B. Different Levels of Benefits between Physical Disability and Mental Disability under the ADA
Mr. Kimber and the EEOC argue Thiokol violated the ADA by employing a disability plan which distinguished between physical and mental disabilities. They argue that such a plan discriminates against disabled employees "because of [their] disability." 42 U.S.C. § 12112(a). This issue has been argued extensively in the other circuits and we see no need to address it at length here.

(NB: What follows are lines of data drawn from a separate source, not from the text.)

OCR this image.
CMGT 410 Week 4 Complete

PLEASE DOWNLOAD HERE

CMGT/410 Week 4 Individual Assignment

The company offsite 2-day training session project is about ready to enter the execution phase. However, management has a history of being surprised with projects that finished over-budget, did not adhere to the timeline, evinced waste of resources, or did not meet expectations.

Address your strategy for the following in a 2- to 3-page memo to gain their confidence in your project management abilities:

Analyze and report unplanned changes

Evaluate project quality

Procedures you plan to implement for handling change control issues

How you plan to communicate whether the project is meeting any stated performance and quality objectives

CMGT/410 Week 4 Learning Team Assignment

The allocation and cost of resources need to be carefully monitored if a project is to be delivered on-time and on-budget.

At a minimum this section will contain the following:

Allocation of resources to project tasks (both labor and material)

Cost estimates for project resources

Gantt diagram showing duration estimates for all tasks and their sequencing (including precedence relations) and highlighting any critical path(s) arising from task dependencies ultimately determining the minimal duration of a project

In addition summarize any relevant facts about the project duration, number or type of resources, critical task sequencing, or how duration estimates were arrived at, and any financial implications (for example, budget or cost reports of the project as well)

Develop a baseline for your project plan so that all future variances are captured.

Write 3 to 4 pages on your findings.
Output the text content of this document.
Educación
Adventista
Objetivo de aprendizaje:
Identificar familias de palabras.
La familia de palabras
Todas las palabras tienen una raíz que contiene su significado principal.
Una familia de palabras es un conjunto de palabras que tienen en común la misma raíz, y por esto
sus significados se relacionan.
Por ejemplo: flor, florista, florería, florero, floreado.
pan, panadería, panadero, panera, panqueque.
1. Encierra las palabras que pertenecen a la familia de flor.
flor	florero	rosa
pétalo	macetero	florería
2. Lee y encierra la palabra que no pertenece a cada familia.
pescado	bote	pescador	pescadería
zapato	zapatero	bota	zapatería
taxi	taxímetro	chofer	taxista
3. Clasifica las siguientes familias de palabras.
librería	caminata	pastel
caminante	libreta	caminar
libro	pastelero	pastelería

Ford v. Schering-Plough Corp., 145 F.3d 601, 608 (3d Cir.1998), cert. denied, ___ U.S. ___, 119 S.Ct. 850, 142 L. Ed.2d 704 (1999). The Fourth, Sixth and Seventh Circuits have also addressed the same issue and arrived at the same conclusion. See Lewis v. Kmart Corp., 180 F.3d 166, 170 (4th Cir.1999) (holding that "the ADA does not require a long-term disability plan that is sponsored by a private employer to provide the same level of benefits for mental and physical disabilities."); Parker v. Metropolitan Life Ins. Co., 121 F.3d 1006, 1015 (6th Cir.1997) (en banc), cert. denied, 522 U.S. 1084, 118 S.Ct. 871, 139 L.Ed.2d 768 (1998) ("The disparity in benefits provided in the policy at issue is also not prohibited by the ADA because the ADA does not mandate equality between individuals with different disabilities."); EEOC v. CNA Ins. Co., 96 F.3d 1039, 1044 (7th Cir.1996) ("a plan that promised [employees] long-term benefits from the onset of disability until age 65 if their problem was physical, and long-term benefits for two years if the problem was mental or nervous" did not violate the ADA). See also Krauel v. Iowa Methodist Med. Ctr., 95 F.3d 674, 678 (8th Cir.1996) (noting that excluding one disability from coverage is not a disability-based distinction violating the ADA so long as the exclusion applies equally to all individuals).
The D.C. Circuit also has ruled on this issue in analyzing the Rehabilitation Act and upheld distinctions in benefits based on physical and mental disabilities. Modderno v. King, 82 F.3d 1059, 1061 (D.C.Cir.1996), cert. denied, 519 U.S. 1094, 117 S.Ct. 772, 136 L.Ed.2d 717 (1997). Because the language of disability used in the ADA mirrors that in the Rehabilitation Act, we look to cases construing the Rehabilitation Act for guidance when faced with an ADA challenge. See Bragdon v. Abbott, 524 U.S. 624, ___, 118 S.Ct. 2196, 2202, 141 L.Ed.2d 540 (1998); see also Patton v. TIC United Corp., 77 F.3d 1235, 1245 (10th Cir.1996).
We adopt the reasoning of these cases and hold that the ADA does not prohibit an employer from operating a long term disability benefits plan which distinguishes between physical and mental disabilities.